Entries in electricity (1)

Friday
Apr122013

The true cost of electricity 

I just came across an article and a study that I’d like to bring to your attention. The article, in Forbes magazine, references a study by two employees of the San Francisco EPA office.

The authors sourced a wide range of studies on the health impacts of emissions from fossil-fueled power plants. The particular twist of this report is that they calculated back to a price per kilowatt hour for the actual costs of increased health care, premature mortality, and lost work days.

What they found is staggering, really. On average, the health costs of power plant emissions add 14 to 35 cents to the cost of a kilowatt hour. This varies from state to state and fuel to fuel.

“Rizk and Machol found that the dollar value of improved human health from avoided emissions from fossil fuel-fired power plants ranges from a low of a half penny to 1.3 cents per kilowatt-hour in California to a high of 41 cents to $1.01 per kilowatt-hour in Maryland. (When accounting for imported fossil fuel electricity, California’s figures increase to 3 cents to 7 cents per kilowatt-hour – illustrating the importance of the City of Los Angeles’ recent decision to divest from coal-fired electricity.)
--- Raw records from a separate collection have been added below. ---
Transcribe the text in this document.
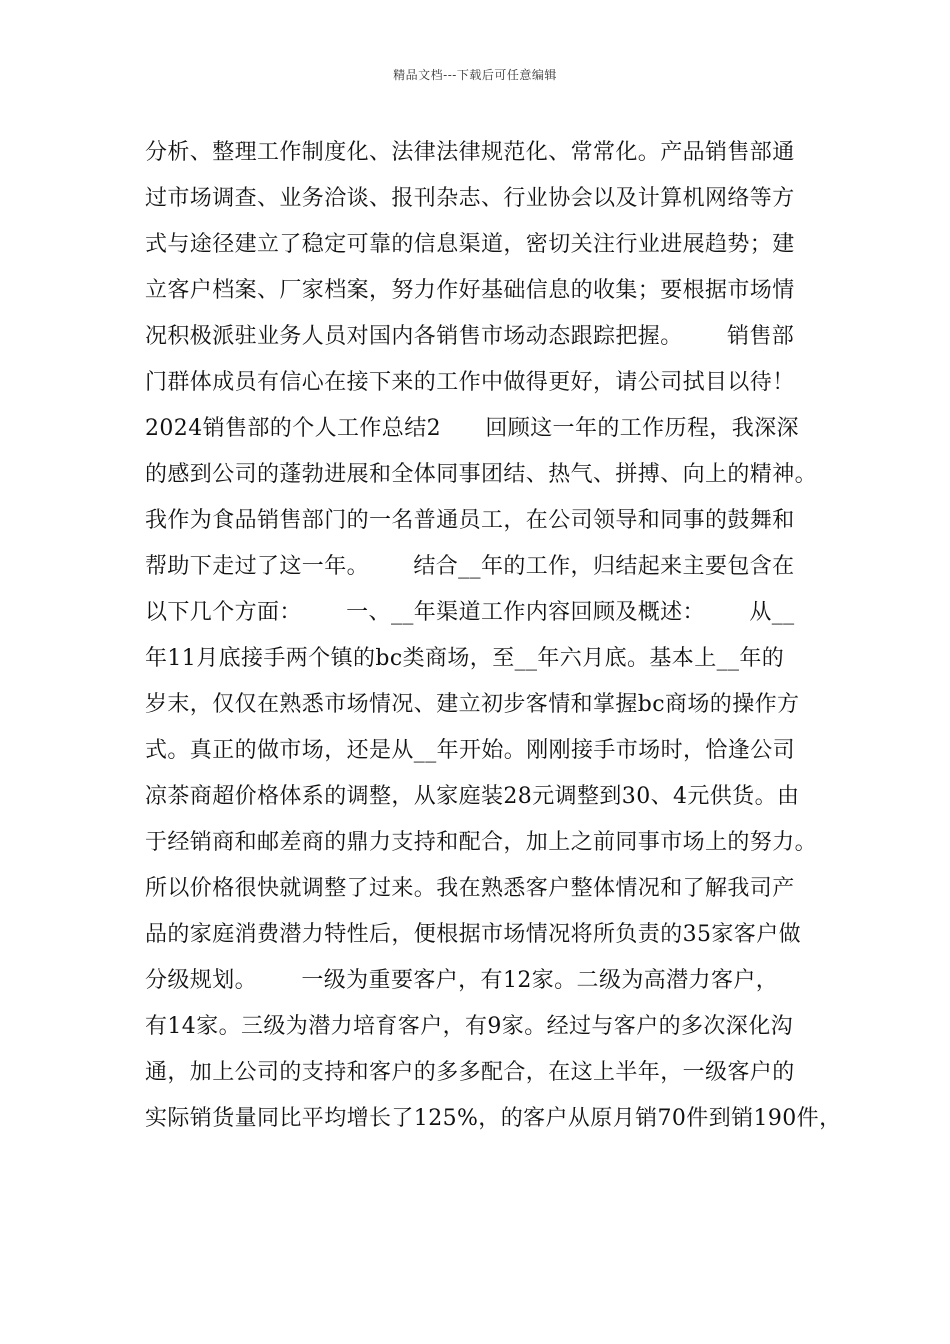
精品文档---下载后可任意编辑
分析、整理工作制度化、法律法律规范化、常常化。产品销售部通
过市场调查、业务洽谈、报刊杂志、行业协会以及计算机网络等方
式与途径建立了稳定可靠的信息渠道，密切关注行业进展趋势；建
立客户档案、厂家档案，努力作好基础信息的收集；要根据市场情
况积极派驻业务人员对国内各销售市场动态跟踪把握。      销售部
门群体成员有信心在接下来的工作中做得更好，请公司拭目以待！
2024销售部的个人工作总结2      回顾这一年的工作历程，我深深
的感到公司的蓬勃进展和全体同事团结、热气、拼搏、向上的精神。
我作为食品销售部门的一名普通员工，在公司领导和同事的鼓舞和
帮助下走过了这一年。      结合__年的工作，归结起来主要包含在
以下几个方面：      一、__年渠道工作内容回顾及概述：      从__
年11月底接手两个镇的bc类商场，至__年六月底。基本上__年的
岁末，仅仅在熟悉市场情况、建立初步客情和掌握bc商场的操作方
式。真正的做市场，还是从__年开始。刚刚接手市场时，恰逢公司
凉茶商超价格体系的调整，从家庭装28元调整到30、4元供货。由
于经销商和邮差商的鼎力支持和配合，加上之前同事市场上的努力。
所以价格很快就调整了过来。我在熟悉客户整体情况和了解我司产
品的家庭消费潜力特性后，便根据市场情况将所负责的35家客户做
分级规划。      一级为重要客户，有12家。二级为高潜力客户，
有14家。三级为潜力培育客户，有9家。经过与客户的多次深化沟
通，加上公司的支持和客户的多多配合，在这上半年，一级客户的
实际销货量同比平均增长了125%，的客户从原月销70件到销190件，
Rizk and Machol found a similarly wide range for the valuations for health impacts by fuel type: 19 to 45 cents per kilowatt-hour for coal, 8 to 19 cents per kilowatt-hour for oil, and 1 to 2 cents per kilowatt-hour for natural gas.” (From the Forbes article)

We are actually paying more in health costs for our electricity than we are paying on our monthly bills. In some cases as much as ten times more. (The average cost of electricity in the U.S. is around 10 cents per kilowatt-hour.) Overall they estimate that this costs us $361.7 to $886.5 billion annually, up to 6% of GDP.  As the authors point out, this analysis only takes into account the direct airborne emissions from the power plants. The health costs of air and water pollution from drilling, mining, fuel transportation, and refining aren’t in there. The real health costs from mine/well to wall socket have to be more.

It certainly puts the cost of solar, wind, and hydroelectric power in perspective. Given the cost of health care, solar and wind are absolutely competitive, even without any government incentives or tax breaks. It gives us one more piece of evidence in the case for 1) energy conservation, and 2) a rapid conversion to renewable energy.

Of course, the energy industry has always passed off externalities on the general public. It is the great underwater tax on us all. This study exposes just one more facet of those hidden costs. We should also remember that behind those cents per kilowatt hour is a huge amount of human misery – cancer, heart disease, emphysema, and asthma.

As I’ve written before, one of our great and strange advantages in this sphere is our waste. We in the U.S. waste so much energy that we could dramatically reduce our demand through efficiency without affecting our lifestyles. We can read by LED light just as well as we can read by incandescent. A well-insulated and sealed house “lives” the same as a leaky one, except that it is more comfortable and cheaper. An efficient refrigerator keeps the beer just as cold.

The tough part is fighting the fossil fuel industries. They want public policy that ignores these costs, or in reality passes them on to us.

Afterthought: While I’m piling on the fossil fuel industries (I am sure they are wincing in pain) I’d like to note the cost of maintaining CENTCOM, the Middle Eastern part of our worldwide military presence. We’re not there to protect the sand, nor is the Fifth Fleet swanning around the Persian Gulf just to protect random fishing boats. The U.S. spends about $220 billion a year protecting oil flow in the Persian Gulf. We import about 780 million barrels annually from the Persian Gulf. That’s military cost of $282 a barrel, almost three times the present retail price.